By Mary Robison
When doing it well, teachers are also counselors, nurses, parents, grandparents, coaches, and cheerleaders. They hit the ground running first thing in the morning and literally can’t even stop to use the restroom until the schedule dictates a break. They take the time to see areas in each of 25 kids at a time (or 30 or 40) that are already strong, and areas that need to be strengthened. They need to know their kids well enough to talk to them and use their interests and fears to drive them to successes. They have to know which parents will support them if they call home and which will challenge them. They have to know which kids need to take home two copies of everything because of a divorce, and which kids need to go to the clinic at which times for meds, blood sugar levels, etc. They have to know who really has a stomach ache and who is just nervous to give a speech or take a test. They have to know whose dog just died and who needs a new friend because an old one moved away last week. Teachers have to make content available that is compelling and engaging to those who can already do it all so fluently, to those who can’t do any of it yet, and those in the middle. They have to offer enrichment and remediation to everyone at either end, and they have to meticulously measure progress at all times. Outside class, they have paperwork to fill out, submitted work on which to give thoughtful feedback, plans to make and meetings to attend.

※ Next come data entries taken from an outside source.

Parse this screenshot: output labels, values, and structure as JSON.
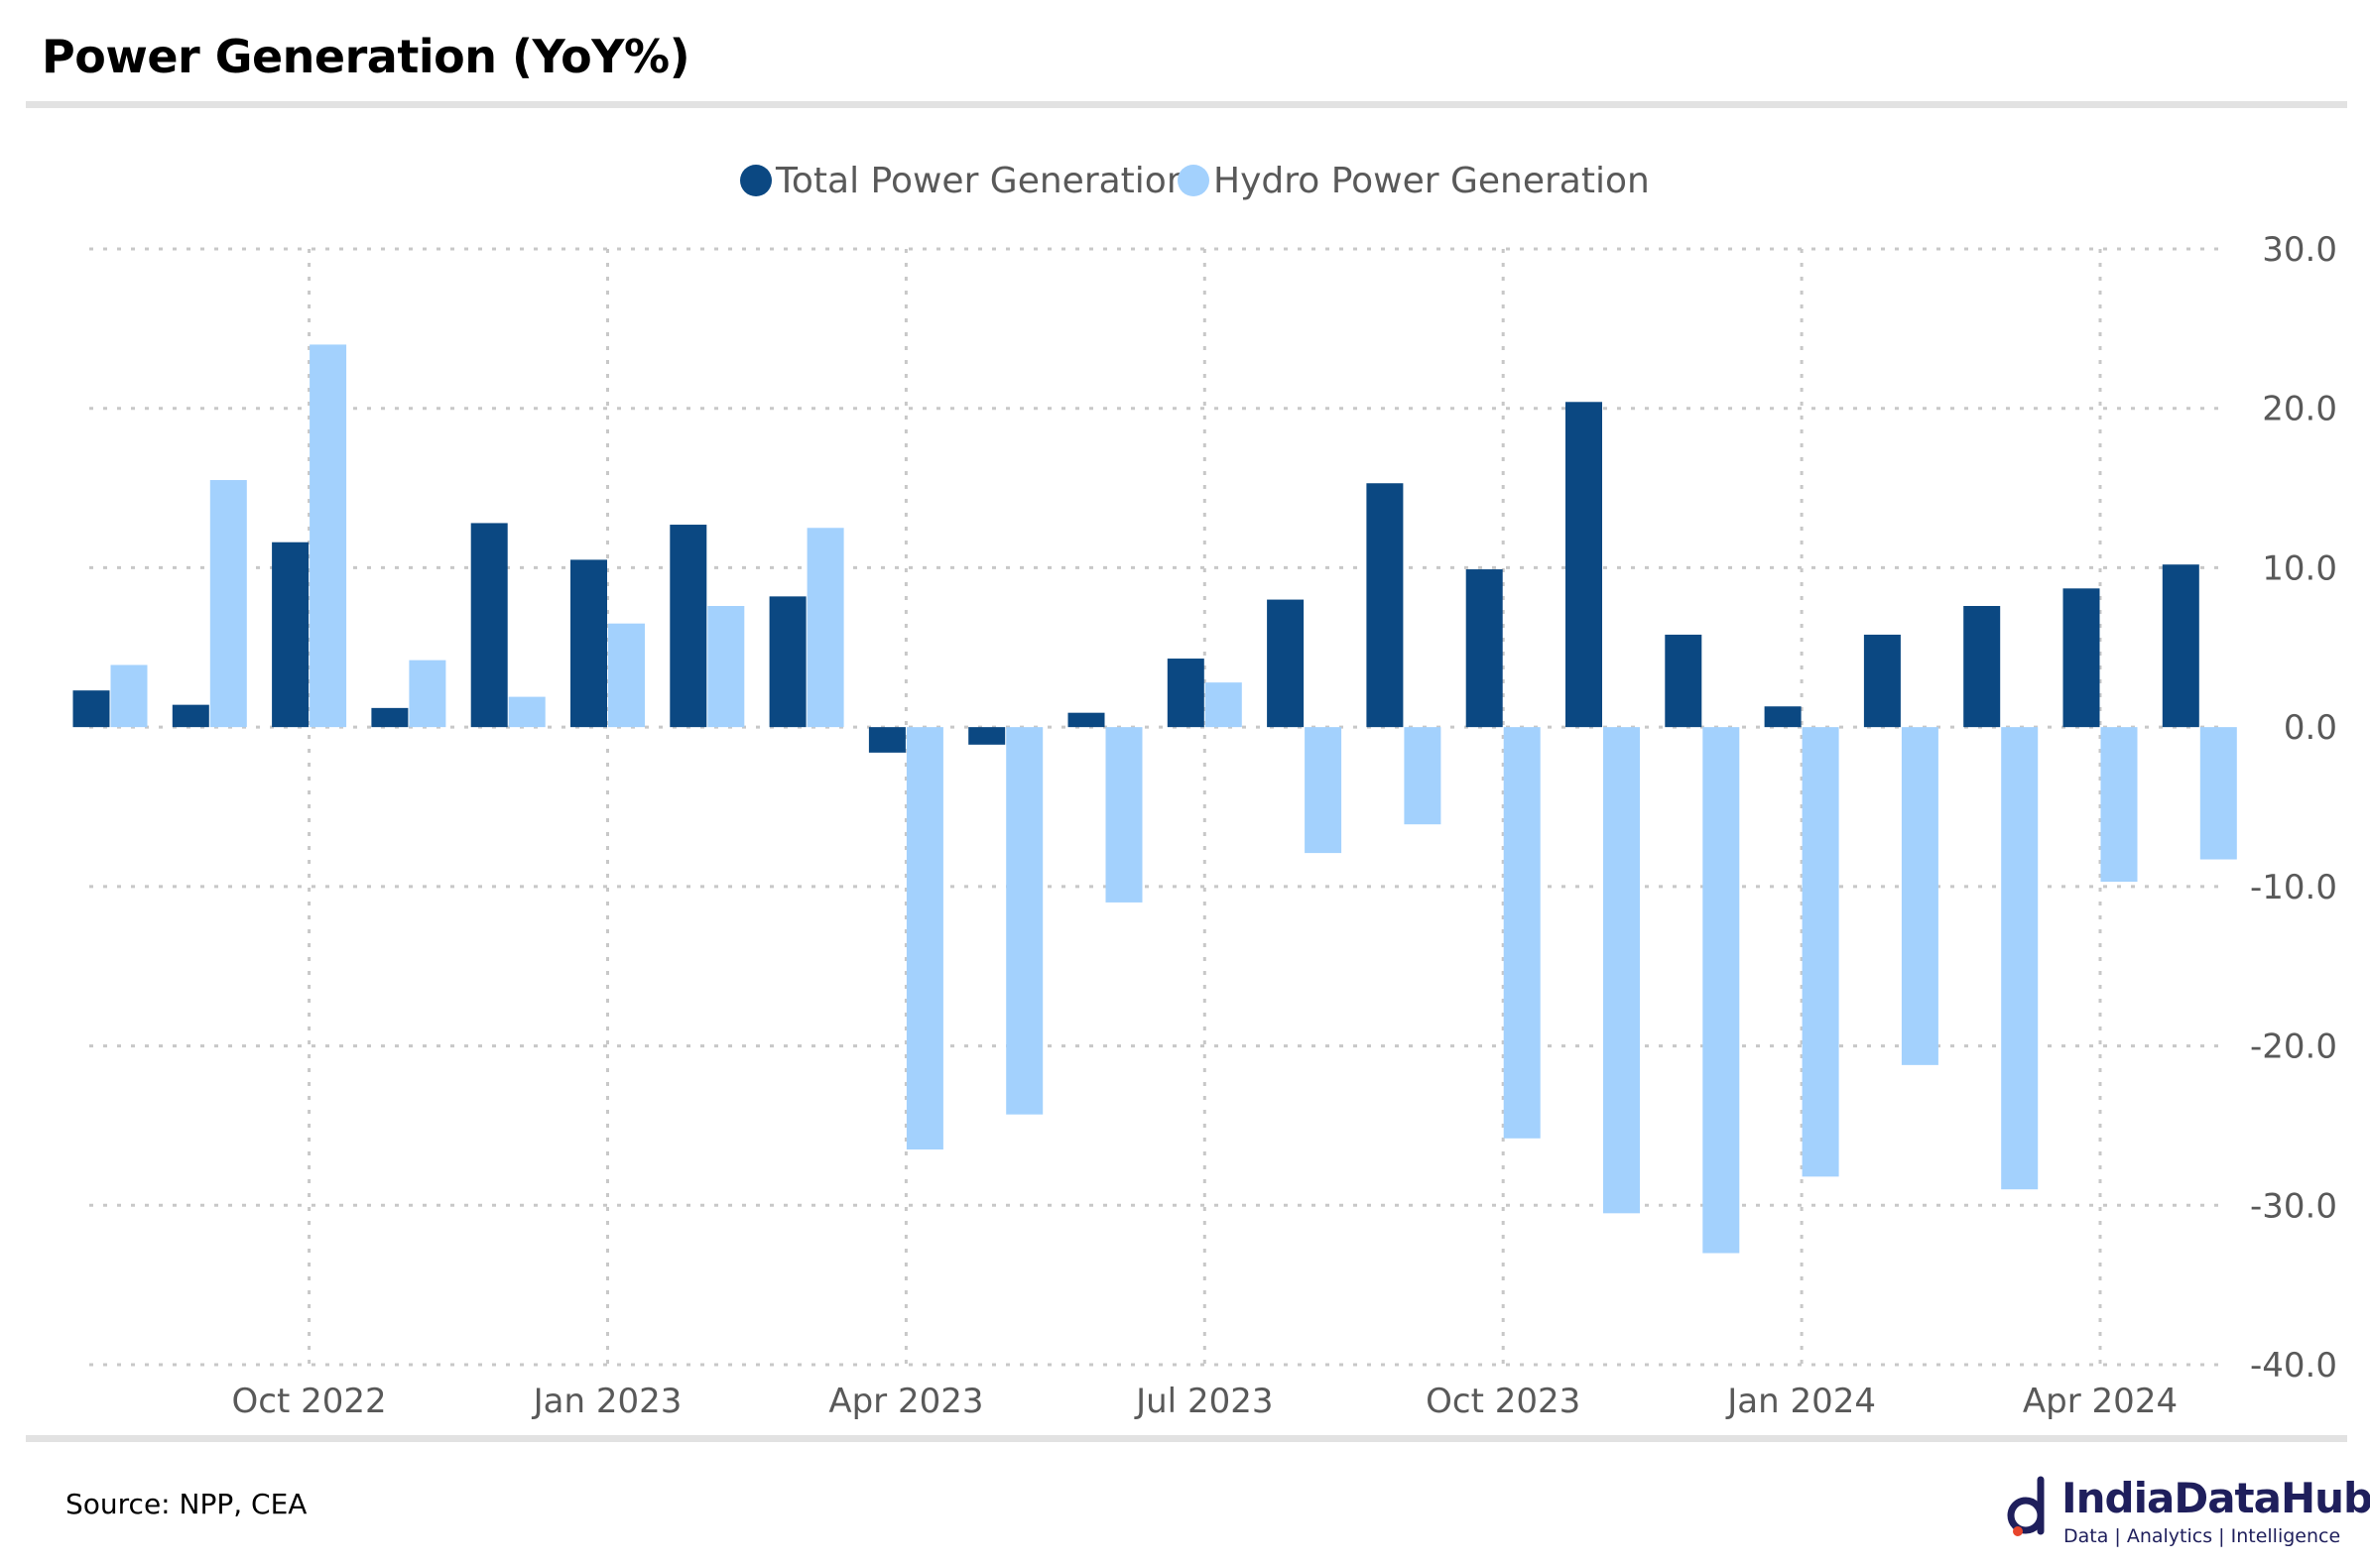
{
  "title": "Power Generation (YoY%)",
  "source": "Source: NPP, CEA",
  "logo": {
    "name": "IndiaDataHub",
    "tagline": "Data | Analytics | Intelligence"
  },
  "colors": {
    "total": "#0b4882",
    "hydro": "#a3d1fd",
    "grid": "#c8c8c8",
    "rule": "#e2e2e2"
  },
  "chart_data": {
    "type": "bar",
    "title": "Power Generation (YoY%)",
    "legend_position": "top",
    "grid": true,
    "y_axis_position": "right",
    "ylim": [
      -40,
      30
    ],
    "y_ticks": [
      "30.0",
      "20.0",
      "10.0",
      "0.0",
      "-10.0",
      "-20.0",
      "-30.0",
      "-40.0"
    ],
    "y_tick_values": [
      30,
      20,
      10,
      0,
      -10,
      -20,
      -30,
      -40
    ],
    "categories": [
      "Aug 2022",
      "Sep 2022",
      "Oct 2022",
      "Nov 2022",
      "Dec 2022",
      "Jan 2023",
      "Feb 2023",
      "Mar 2023",
      "Apr 2023",
      "May 2023",
      "Jun 2023",
      "Jul 2023",
      "Aug 2023",
      "Sep 2023",
      "Oct 2023",
      "Nov 2023",
      "Dec 2023",
      "Jan 2024",
      "Feb 2024",
      "Mar 2024",
      "Apr 2024",
      "May 2024"
    ],
    "x_tick_labels": [
      {
        "label": "Oct 2022",
        "category": "Oct 2022"
      },
      {
        "label": "Jan 2023",
        "category": "Jan 2023"
      },
      {
        "label": "Apr 2023",
        "category": "Apr 2023"
      },
      {
        "label": "Jul 2023",
        "category": "Jul 2023"
      },
      {
        "label": "Oct 2023",
        "category": "Oct 2023"
      },
      {
        "label": "Jan 2024",
        "category": "Jan 2024"
      },
      {
        "label": "Apr 2024",
        "category": "Apr 2024"
      }
    ],
    "series": [
      {
        "name": "Total Power Generation",
        "color": "#0b4882",
        "values": [
          2.3,
          1.4,
          11.6,
          1.2,
          12.8,
          10.5,
          12.7,
          8.2,
          -1.6,
          -1.1,
          0.9,
          4.3,
          8.0,
          15.3,
          9.9,
          20.4,
          5.8,
          1.3,
          5.8,
          7.6,
          8.7,
          10.2
        ]
      },
      {
        "name": "Hydro Power Generation",
        "color": "#a3d1fd",
        "values": [
          3.9,
          15.5,
          24.0,
          4.2,
          1.9,
          6.5,
          7.6,
          12.5,
          -26.5,
          -24.3,
          -11.0,
          2.8,
          -7.9,
          -6.1,
          -25.8,
          -30.5,
          -33.0,
          -28.2,
          -21.2,
          -29.0,
          -9.7,
          -8.3
        ]
      }
    ]
  }
}
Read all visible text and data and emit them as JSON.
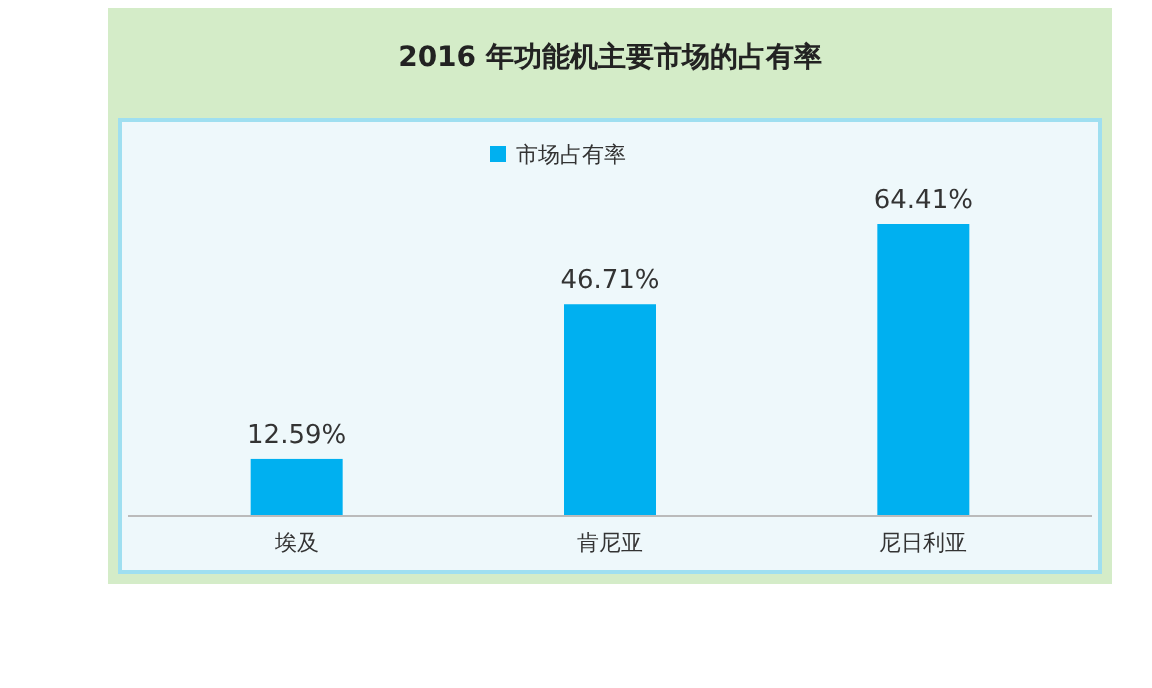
{
  "chart_data": {
    "type": "bar",
    "title": "2016 年功能机主要市场的占有率",
    "categories": [
      "埃及",
      "肯尼亚",
      "尼日利亚"
    ],
    "series": [
      {
        "name": "市场占有率",
        "color": "#00b0f0",
        "values": [
          12.59,
          46.71,
          64.41
        ],
        "value_labels": [
          "12.59%",
          "46.71%",
          "64.41%"
        ]
      }
    ],
    "legend": "top"
  }
}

They aren’t martyrs. Outstanding teachers do it all, because they are called to help students grow. They love your kids and love what they teach. But a little note this holiday season would go a long way to warming the heart of the person who is shepherding your child through each of 180 days this school year. “Thank you for caring for my child. Thank you for letting her in on her own capabilities. We notice and appreciate all your hard work.”
We teach kids that words have power and to use them for good. Spread around some powerful words this holiday season!